Dictionary entry details
Sense 1
Meaning:
Income from capital investment paid in a series of regular payments
Classified under:
Nouns denoting possession and transfer of possession
Synonyms:
annuity; rente
Context example:
his retirement fund was set up to be paid as an annuity
Hypernyms ("annuity" is a kind of...):
regular payment (a payment made at regular times)
Hyponyms (each of the following is a kind of "annuity"):
annuity in advance (an annuity paid in a series of more or less equal payments at the beginning of equally spaced periods)
ordinary annuity (an annuity paid in a series of more or less equal payments at the end of equally spaced periods)
reversionary annuity; survivorship annuity (an annuity payable to one person in the event that someone else is unable to receive it)
tontine (an annuity scheme wherein participants share certain benefits and on the death of any participant his benefits are redistributed among the remaining participants; can run for a fixed period of time or until the death of all but one participant)
Context examples
And the bulk of your fortune would be laid out in annuities on the authors or their heirs.
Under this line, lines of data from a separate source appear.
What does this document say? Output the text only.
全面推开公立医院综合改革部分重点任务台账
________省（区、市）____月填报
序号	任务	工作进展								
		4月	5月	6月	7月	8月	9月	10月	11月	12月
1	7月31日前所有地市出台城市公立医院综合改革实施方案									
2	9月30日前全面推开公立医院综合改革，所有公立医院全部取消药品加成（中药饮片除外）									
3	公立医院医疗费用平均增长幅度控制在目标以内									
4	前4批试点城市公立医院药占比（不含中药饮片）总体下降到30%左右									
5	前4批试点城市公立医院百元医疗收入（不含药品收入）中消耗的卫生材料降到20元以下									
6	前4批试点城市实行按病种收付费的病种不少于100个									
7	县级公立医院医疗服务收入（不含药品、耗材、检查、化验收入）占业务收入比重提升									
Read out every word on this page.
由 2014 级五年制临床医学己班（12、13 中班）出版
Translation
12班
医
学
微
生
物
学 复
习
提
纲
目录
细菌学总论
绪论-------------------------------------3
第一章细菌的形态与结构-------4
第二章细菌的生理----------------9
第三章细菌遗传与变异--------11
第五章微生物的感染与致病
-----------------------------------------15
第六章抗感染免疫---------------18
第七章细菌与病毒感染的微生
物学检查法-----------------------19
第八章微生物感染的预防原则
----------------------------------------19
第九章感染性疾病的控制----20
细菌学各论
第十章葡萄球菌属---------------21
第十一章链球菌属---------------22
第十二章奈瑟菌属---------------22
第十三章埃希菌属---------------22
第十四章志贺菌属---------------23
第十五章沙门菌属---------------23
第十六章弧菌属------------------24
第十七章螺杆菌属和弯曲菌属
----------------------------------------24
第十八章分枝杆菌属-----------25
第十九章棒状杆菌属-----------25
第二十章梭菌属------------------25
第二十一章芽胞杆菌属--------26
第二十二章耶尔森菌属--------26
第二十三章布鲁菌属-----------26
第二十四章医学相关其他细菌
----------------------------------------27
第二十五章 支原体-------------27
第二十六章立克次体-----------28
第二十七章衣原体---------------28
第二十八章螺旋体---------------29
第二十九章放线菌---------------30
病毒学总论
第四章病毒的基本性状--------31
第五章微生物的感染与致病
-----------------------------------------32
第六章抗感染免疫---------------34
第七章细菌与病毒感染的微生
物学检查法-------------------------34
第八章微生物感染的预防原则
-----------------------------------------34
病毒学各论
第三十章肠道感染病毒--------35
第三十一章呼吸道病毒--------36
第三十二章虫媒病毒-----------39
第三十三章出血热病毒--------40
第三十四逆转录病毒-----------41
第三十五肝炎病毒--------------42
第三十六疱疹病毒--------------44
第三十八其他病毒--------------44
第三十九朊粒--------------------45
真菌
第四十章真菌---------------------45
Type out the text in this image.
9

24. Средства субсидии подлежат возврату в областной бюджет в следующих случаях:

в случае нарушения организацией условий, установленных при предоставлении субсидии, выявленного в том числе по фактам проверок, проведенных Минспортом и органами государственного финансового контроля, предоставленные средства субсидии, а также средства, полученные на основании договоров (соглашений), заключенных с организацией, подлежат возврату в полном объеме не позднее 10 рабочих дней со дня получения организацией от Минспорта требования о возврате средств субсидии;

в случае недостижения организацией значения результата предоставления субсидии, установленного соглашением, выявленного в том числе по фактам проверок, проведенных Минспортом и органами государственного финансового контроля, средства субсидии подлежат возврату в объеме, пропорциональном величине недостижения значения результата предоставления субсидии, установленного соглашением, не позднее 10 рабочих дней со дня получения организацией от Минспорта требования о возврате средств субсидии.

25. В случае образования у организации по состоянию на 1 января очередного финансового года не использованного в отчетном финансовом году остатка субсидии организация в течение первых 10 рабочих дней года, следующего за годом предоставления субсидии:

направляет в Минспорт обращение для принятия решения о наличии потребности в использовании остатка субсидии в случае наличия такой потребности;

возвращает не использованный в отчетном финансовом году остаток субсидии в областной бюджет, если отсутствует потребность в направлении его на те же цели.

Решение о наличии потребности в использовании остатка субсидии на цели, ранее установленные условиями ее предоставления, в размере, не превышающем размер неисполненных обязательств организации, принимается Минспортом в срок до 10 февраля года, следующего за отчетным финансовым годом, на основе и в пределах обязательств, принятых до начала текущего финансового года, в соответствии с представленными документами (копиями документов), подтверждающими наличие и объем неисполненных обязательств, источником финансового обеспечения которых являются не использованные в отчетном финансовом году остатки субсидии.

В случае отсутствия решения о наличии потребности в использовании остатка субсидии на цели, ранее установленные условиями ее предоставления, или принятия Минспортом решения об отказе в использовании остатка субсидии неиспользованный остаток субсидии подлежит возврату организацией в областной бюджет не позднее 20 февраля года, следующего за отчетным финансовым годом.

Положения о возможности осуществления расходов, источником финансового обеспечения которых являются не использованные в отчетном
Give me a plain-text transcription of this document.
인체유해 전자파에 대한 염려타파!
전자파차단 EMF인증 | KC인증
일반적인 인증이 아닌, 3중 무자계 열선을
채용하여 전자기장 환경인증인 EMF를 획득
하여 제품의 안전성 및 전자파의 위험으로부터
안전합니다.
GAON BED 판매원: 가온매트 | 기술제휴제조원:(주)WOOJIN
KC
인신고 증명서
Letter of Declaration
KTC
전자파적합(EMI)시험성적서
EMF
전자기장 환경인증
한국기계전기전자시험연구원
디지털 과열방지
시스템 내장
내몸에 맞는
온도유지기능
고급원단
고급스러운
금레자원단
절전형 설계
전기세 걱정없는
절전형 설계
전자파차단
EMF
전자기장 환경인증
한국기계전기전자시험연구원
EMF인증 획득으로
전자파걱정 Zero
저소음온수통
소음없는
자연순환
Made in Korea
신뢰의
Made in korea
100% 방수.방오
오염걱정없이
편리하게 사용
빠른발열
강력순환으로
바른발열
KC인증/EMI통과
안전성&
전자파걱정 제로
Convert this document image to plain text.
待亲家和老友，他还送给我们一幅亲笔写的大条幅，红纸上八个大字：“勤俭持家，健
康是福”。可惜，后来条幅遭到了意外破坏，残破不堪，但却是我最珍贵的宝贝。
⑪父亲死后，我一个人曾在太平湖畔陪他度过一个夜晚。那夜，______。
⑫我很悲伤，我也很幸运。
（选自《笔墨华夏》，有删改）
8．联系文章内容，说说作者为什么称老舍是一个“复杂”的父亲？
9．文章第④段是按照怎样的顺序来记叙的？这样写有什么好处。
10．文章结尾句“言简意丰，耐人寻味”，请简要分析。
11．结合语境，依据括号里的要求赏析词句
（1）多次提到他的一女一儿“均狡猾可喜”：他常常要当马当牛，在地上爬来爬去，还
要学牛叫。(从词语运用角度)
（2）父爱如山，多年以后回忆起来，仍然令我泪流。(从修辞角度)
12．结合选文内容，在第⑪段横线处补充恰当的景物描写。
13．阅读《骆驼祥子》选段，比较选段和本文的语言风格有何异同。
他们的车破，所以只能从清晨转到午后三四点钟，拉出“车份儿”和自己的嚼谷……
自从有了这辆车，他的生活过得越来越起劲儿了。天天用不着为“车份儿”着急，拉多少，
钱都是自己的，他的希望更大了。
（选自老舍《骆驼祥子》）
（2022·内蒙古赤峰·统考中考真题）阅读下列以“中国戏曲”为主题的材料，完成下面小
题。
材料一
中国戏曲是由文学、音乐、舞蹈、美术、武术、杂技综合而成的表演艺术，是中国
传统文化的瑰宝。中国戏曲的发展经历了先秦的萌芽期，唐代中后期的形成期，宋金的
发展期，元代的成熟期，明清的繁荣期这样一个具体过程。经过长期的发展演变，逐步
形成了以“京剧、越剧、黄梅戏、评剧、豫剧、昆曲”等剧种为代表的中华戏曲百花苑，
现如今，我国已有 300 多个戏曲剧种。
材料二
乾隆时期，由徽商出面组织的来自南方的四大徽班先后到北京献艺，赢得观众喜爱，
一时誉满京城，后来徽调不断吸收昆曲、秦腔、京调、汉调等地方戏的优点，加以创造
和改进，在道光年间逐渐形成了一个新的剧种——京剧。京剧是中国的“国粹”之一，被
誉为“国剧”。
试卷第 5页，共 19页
(Sense and Sensibility, by Jane Austen)
“David had bought an annuity for himself with his money, I know,” said she, by and by.
(David Copperfield, by Charles Dickens)
There are a dozen annuities to old servants and the like, and it’s all I can do to scrape the money together to pay them.
(Rodney Stone, by Sir Arthur Conan Doyle)
He sent Mrs. Fairfax, the housekeeper, away to her friends at a distance; but he did it handsomely, for he settled an annuity on her for life: and she deserved it—she was a very good woman.
(Jane Eyre, by Charlotte Brontë)
An annuity is a very serious business; it comes over and over every year, and there is no getting rid of it.
(Sense and Sensibility, by Jane Austen)
Mr. Dick, who had been rattling his money all this time, was rattling it so loudly now, that my aunt felt it necessary to check him with a look, before saying: The poor child's annuity died with her?
(David Copperfield, by Charles Dickens)
His money, which had ruined what might have been a great life, was divided amongst many bequests, an annuity to his valet, Ambrose, being amongst them; but enough has come to his sister, my dear mother, to help to make her old age as sunny and as pleasant as even I could wish.
(Rodney Stone, by Sir Arthur Conan Doyle)
Certainly not; but if you observe, people always live for ever when there is an annuity to be paid them; and she is very stout and healthy, and hardly forty.
(Sense and Sensibility, by Jane Austen)
That his last act, completed but a few months since, was to induce Mr. W. to execute a relinquishment of his share in the partnership, and even a bill of sale on the very furniture of his house, in consideration of a certain annuity, to be well and truly paid by—HEEP—on the four common quarter-days in each and every year.
(David Copperfield, by Charles Dickens)
It has given me such an abhorrence of annuities, that I am sure I would not pin myself down to the payment of one for all the world.